LN solves the batch-size problem that Batch Normalization (04-batch-normalization.md) cannot. Both share the same γ/β parameterization and the same two-step normalize-then-rescale structure. RMSNorm (06-rmsnorm.md) removes the mean-subtraction step from LN — it normalizes only by the root-mean-square of the features, dropping the centering. LLaMA, Mistral, and Gemma use RMSNorm because it is slightly faster and performs comparably.

Honest Limitations

LN does not benefit from cross-sample statistics. With d = 4 features (as in the anchor), the per-sample mean and variance are estimated from just 4 values — unreliable in the same way that BN is unreliable at batch size 2. In practice, Transformers use d = 512 to 4096 hidden dimensions, where the statistics are stable. For very small hidden dimensions (d < 32), LN can be noisy.

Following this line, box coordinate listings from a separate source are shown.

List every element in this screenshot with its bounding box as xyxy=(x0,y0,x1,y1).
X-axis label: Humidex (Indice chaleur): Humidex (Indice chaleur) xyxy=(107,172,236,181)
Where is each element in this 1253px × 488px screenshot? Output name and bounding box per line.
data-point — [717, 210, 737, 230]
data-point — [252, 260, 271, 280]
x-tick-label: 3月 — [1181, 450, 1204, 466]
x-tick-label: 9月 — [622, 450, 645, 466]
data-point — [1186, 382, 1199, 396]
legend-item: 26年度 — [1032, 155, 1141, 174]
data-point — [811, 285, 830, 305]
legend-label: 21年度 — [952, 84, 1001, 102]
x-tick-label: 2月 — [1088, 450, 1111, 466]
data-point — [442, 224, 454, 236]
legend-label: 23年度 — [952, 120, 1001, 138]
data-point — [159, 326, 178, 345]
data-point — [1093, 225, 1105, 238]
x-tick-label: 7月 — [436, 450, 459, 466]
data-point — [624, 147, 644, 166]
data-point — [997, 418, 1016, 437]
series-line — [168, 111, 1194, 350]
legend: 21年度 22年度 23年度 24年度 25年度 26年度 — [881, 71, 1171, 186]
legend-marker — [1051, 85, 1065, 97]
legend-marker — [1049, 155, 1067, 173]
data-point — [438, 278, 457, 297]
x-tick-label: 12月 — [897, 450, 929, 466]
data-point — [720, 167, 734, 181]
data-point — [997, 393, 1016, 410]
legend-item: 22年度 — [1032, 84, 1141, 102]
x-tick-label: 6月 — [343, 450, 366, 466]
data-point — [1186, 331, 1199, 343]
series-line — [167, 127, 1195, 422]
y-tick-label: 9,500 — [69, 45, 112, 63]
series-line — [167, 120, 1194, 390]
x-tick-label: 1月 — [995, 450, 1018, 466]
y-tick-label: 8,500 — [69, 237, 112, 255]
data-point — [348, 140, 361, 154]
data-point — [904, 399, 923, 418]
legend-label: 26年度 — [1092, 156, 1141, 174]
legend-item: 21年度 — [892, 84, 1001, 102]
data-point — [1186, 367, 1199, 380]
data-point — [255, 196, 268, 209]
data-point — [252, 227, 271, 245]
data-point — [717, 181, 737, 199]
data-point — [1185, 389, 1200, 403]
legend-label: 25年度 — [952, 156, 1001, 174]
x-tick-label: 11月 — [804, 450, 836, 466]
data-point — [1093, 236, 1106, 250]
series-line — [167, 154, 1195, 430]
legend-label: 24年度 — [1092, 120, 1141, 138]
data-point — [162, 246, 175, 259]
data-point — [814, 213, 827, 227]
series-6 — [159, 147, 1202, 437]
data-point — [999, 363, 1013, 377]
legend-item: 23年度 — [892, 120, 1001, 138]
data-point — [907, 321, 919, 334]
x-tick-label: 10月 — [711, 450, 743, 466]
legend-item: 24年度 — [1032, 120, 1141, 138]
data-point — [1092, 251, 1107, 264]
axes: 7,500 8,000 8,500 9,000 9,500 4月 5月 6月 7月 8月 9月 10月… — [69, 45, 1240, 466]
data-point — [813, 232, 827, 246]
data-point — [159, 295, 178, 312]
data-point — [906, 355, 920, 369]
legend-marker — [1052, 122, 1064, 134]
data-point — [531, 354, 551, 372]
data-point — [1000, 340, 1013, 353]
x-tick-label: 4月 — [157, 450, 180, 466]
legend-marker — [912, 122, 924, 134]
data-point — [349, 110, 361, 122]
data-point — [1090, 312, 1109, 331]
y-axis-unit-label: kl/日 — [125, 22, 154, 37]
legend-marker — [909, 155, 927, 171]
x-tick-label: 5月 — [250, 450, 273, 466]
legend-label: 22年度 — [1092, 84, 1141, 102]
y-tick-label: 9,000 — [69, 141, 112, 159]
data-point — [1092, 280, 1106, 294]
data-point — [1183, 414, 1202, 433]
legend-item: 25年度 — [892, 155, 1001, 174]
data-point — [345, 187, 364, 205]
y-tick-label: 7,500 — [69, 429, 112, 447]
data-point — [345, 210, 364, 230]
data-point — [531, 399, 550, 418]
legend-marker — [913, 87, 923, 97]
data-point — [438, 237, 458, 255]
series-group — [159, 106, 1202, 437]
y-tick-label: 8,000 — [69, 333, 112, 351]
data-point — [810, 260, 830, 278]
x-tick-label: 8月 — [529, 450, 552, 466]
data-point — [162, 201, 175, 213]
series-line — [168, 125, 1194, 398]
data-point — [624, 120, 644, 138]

LN adds 2d parameters per layer (γ and β, one per feature dimension). In a 96-layer, d=12288 GPT-4 scale model, that is 96 × 2 × 12288 ≈ 2.4M parameters just for normalization — small relative to billions of total parameters, but worth knowing.

LN normalizes across features within each token. It does not capture spatial statistics across positions — that is why CNNs do better with BN (which captures spatial feature statistics across the batch). Using LN in a CNN degrades performance relative to BN because spatial coherence is lost.


Test Your Understanding

  1. Using the anchor x = [2.0, 0.5, −1.0, 1.5], compute x̂₂ (the normalized value for feature index 1, value 0.5) step-by-step.

  2. You set γ₃ = 0 for the third feature dimension in every LN layer of a Transformer. What happens to (a) the output at that dimension and (b) the gradient flowing back through that dimension?

  3. A model trained with Post-LN requires a 4000-step learning rate warm-up but the Pre-LN version converges without it. Using the gradient flow formula, explain mechanistically why Post-LN needs the warm-up.

  4. LN is computed over d features for each sample independently. If you increase d from 512 to 4096 while keeping everything else equal, how does the variance estimate σ² change in reliability? What does this imply for very small language models?

  5. You are converting a BN-based image classifier to use LN so it can process single images at inference without stored running statistics. After the switch, validation accuracy drops slightly. What is the most likely cause and how would you investigate?